You can get a preview of the joke quality here:

Note: I can’t affect the humour quality 🤣.

Solution overview

Upon visiting the page, an event triggers calls to the API routes for their relative jokes and quotes. Contained in the API response is the source audio for the HTML5 audio controls.

An overview of AWS component use from my front-end.

The audio can be refreshed via page reload or pressing the update button.

Solution detail

I elected for an AWS solution, proxied via Cloudflare. Here is a logical diagram of the API solution used via fetch:

An overview of how my AWS gateway, lambda, and other components interact.

The Cloudflare component provides:

  • Rate limiting for my API; and
  • Edge caching for static JSON responses;

The motivation for rate-limiting was one of cost/resource control. Cloudflare offers rate-limiting to all plan types, including the free plan as a billable addition.

Similarly, the edge caching option allows me to serve static JSON responses without always required a function invocation. Benefits include:

  • Lower latency to response times; and
  • Fewer concurrent Lambda invocations when a cache hit occurs.

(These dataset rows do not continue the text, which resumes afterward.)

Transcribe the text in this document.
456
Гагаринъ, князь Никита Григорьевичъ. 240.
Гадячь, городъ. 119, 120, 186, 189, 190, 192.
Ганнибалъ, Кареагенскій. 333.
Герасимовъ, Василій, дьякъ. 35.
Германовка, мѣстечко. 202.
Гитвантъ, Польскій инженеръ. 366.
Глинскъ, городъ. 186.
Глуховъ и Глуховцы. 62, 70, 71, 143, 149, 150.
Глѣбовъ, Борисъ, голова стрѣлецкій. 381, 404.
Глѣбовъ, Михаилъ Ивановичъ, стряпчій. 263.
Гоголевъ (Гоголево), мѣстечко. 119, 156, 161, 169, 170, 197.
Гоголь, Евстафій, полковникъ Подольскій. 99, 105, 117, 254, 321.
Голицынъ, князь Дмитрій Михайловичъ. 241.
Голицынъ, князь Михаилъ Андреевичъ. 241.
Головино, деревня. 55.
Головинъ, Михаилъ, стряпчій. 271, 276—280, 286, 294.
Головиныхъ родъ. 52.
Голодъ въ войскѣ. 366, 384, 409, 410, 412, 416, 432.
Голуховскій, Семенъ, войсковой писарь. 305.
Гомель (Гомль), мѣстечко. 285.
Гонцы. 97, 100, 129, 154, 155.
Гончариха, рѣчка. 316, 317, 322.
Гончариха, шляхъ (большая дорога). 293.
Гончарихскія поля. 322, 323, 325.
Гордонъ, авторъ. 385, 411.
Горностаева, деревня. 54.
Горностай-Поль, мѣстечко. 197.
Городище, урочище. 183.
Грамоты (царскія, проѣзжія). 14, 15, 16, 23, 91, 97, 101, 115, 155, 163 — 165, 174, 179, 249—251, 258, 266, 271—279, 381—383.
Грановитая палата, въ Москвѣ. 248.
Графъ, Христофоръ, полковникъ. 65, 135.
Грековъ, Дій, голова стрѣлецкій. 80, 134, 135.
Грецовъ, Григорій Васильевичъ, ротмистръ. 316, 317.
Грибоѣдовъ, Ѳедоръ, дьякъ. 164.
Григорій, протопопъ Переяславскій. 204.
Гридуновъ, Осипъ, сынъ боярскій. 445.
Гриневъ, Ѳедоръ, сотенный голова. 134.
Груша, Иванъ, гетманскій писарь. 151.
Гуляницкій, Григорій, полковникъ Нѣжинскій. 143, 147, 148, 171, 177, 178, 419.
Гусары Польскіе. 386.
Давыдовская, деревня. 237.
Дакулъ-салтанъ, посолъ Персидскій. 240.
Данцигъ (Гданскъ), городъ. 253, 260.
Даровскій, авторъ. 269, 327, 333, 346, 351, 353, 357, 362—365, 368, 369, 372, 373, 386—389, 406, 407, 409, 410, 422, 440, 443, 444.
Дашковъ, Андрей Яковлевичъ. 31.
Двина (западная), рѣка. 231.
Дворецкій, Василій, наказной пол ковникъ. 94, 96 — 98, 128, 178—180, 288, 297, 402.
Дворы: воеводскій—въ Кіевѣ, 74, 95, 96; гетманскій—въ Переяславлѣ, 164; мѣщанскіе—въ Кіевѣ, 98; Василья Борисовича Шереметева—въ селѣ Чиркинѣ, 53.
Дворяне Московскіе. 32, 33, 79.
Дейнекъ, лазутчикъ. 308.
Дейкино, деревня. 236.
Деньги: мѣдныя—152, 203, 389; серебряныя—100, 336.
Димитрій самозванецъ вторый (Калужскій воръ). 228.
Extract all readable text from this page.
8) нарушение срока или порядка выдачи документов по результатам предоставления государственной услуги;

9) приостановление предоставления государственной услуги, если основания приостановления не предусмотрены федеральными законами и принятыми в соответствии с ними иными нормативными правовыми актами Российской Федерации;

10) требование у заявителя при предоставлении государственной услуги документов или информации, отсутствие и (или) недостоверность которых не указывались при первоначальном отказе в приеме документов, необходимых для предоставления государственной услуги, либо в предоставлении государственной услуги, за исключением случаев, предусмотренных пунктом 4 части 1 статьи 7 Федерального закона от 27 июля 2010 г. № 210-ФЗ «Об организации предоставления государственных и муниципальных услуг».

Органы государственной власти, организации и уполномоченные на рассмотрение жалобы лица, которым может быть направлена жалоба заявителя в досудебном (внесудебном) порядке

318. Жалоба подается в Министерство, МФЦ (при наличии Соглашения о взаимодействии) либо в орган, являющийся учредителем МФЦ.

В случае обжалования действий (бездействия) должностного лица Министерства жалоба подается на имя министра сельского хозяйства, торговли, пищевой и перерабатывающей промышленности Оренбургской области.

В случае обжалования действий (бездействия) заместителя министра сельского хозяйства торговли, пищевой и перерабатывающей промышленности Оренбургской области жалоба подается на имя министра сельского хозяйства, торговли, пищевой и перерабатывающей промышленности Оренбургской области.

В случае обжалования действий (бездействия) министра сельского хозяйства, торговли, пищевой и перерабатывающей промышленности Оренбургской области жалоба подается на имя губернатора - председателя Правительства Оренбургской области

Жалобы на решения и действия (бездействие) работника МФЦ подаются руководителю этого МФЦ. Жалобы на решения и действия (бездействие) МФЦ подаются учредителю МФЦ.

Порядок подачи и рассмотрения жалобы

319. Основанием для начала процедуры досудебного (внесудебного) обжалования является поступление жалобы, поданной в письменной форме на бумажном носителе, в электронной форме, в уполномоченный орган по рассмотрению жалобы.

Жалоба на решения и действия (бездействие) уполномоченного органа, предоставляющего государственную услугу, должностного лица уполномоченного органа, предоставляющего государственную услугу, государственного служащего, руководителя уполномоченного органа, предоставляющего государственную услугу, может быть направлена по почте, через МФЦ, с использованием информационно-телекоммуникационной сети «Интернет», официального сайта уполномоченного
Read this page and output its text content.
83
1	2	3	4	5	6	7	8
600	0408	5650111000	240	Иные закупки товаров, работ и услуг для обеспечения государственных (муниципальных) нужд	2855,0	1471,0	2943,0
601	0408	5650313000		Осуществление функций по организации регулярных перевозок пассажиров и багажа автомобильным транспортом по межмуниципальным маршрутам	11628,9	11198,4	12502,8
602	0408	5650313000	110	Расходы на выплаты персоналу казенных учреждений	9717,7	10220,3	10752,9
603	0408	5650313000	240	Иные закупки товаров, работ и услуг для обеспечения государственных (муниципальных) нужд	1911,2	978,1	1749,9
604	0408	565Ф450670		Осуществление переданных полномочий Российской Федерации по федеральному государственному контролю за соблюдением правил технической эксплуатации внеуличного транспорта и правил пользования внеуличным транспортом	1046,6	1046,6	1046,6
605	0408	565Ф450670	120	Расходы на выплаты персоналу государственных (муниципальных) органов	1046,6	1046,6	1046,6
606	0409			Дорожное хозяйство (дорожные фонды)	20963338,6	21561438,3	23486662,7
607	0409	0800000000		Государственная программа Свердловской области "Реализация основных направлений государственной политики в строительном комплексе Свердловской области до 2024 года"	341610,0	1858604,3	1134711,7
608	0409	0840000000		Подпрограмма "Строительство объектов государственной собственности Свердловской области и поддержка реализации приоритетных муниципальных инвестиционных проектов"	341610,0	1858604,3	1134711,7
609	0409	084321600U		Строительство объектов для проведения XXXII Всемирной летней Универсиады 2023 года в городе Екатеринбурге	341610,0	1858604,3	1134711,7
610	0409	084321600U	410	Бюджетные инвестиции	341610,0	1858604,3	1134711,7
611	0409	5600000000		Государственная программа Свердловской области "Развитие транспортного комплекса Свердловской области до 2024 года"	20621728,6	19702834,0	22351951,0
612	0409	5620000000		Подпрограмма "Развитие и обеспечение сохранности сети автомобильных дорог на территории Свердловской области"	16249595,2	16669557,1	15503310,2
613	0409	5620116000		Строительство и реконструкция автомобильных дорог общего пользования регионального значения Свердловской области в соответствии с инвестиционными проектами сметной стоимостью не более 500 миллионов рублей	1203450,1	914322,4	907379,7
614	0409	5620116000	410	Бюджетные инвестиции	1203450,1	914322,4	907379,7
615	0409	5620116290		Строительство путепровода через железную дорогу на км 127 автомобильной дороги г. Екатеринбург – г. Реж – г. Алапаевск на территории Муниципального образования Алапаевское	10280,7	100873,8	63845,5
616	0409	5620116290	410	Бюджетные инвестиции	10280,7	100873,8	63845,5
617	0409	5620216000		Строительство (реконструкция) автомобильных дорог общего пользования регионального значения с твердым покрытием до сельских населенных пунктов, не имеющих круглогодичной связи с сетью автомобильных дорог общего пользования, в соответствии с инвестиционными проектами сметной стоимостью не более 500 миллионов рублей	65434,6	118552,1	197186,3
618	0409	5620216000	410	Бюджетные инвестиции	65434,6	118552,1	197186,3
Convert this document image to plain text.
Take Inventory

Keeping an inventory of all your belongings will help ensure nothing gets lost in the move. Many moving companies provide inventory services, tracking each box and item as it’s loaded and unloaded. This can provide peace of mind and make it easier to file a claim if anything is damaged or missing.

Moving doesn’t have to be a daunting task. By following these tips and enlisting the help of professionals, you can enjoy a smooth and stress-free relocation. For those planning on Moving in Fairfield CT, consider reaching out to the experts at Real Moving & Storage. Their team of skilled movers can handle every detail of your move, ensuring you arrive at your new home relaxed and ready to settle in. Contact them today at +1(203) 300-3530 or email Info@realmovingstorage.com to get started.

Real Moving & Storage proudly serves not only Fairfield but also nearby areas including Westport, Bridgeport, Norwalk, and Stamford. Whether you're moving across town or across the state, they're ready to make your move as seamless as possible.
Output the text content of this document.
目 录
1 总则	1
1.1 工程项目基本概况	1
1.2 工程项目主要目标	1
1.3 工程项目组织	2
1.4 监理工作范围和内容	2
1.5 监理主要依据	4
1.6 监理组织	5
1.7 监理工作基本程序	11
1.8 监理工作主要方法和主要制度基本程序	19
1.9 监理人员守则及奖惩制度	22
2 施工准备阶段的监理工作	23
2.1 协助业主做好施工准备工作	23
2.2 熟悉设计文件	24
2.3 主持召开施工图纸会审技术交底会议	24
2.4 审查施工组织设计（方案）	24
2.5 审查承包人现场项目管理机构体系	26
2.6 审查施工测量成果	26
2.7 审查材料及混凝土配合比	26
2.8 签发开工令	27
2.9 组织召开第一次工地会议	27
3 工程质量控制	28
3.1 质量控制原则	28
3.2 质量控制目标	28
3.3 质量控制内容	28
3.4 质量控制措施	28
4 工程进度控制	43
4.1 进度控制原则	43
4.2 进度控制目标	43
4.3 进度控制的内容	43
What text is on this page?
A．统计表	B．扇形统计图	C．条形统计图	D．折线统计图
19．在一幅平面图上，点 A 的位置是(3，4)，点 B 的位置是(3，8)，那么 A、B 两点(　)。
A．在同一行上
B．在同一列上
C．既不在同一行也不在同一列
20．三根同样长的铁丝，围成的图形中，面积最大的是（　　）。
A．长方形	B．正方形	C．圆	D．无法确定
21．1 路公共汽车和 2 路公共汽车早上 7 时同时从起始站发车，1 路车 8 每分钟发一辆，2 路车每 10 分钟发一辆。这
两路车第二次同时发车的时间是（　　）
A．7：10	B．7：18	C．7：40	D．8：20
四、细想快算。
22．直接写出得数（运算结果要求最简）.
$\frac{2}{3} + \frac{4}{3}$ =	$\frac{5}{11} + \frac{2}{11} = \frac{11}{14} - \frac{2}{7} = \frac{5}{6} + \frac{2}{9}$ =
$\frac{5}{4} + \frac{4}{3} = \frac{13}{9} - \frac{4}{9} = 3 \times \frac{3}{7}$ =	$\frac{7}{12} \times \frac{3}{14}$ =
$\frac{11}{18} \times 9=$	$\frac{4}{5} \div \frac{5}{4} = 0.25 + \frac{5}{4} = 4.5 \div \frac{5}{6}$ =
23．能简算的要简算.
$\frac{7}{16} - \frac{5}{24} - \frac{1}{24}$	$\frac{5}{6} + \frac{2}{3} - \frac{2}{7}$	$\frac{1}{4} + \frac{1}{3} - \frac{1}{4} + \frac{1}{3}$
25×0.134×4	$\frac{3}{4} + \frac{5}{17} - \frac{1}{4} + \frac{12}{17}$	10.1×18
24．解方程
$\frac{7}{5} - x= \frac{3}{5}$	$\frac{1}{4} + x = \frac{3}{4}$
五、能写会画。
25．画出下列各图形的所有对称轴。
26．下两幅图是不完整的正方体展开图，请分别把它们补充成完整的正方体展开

Edge caching is available via the page rules functionality and is available in the free plan. I have tested this, and it works as described. However, I need to change my implementation to take advantage of it. If I use it with the existing API, then the response is cached for 2 hours.

It was Troy Hunt’s post on Cloudflare and HIBP which first seeded this for consideration. Please do read his blog post; it’s all kinds of awesome.

Conclusion

I originally began this as a part of re-working my local Elite Dangerous projects (TTS player, timeline) to a serverless solution. Before doing so, I elected to work on the core concepts with similar requirements but a more straightforward problem to solve. And to laugh at some terrible jokes 😀.

What I’ve deployed works but it contains synchronous inter-service communication at the backend. It’s on the list to remove and improve. If you’d like to read about the options in this space, I recommend this blog post from Paul Swail.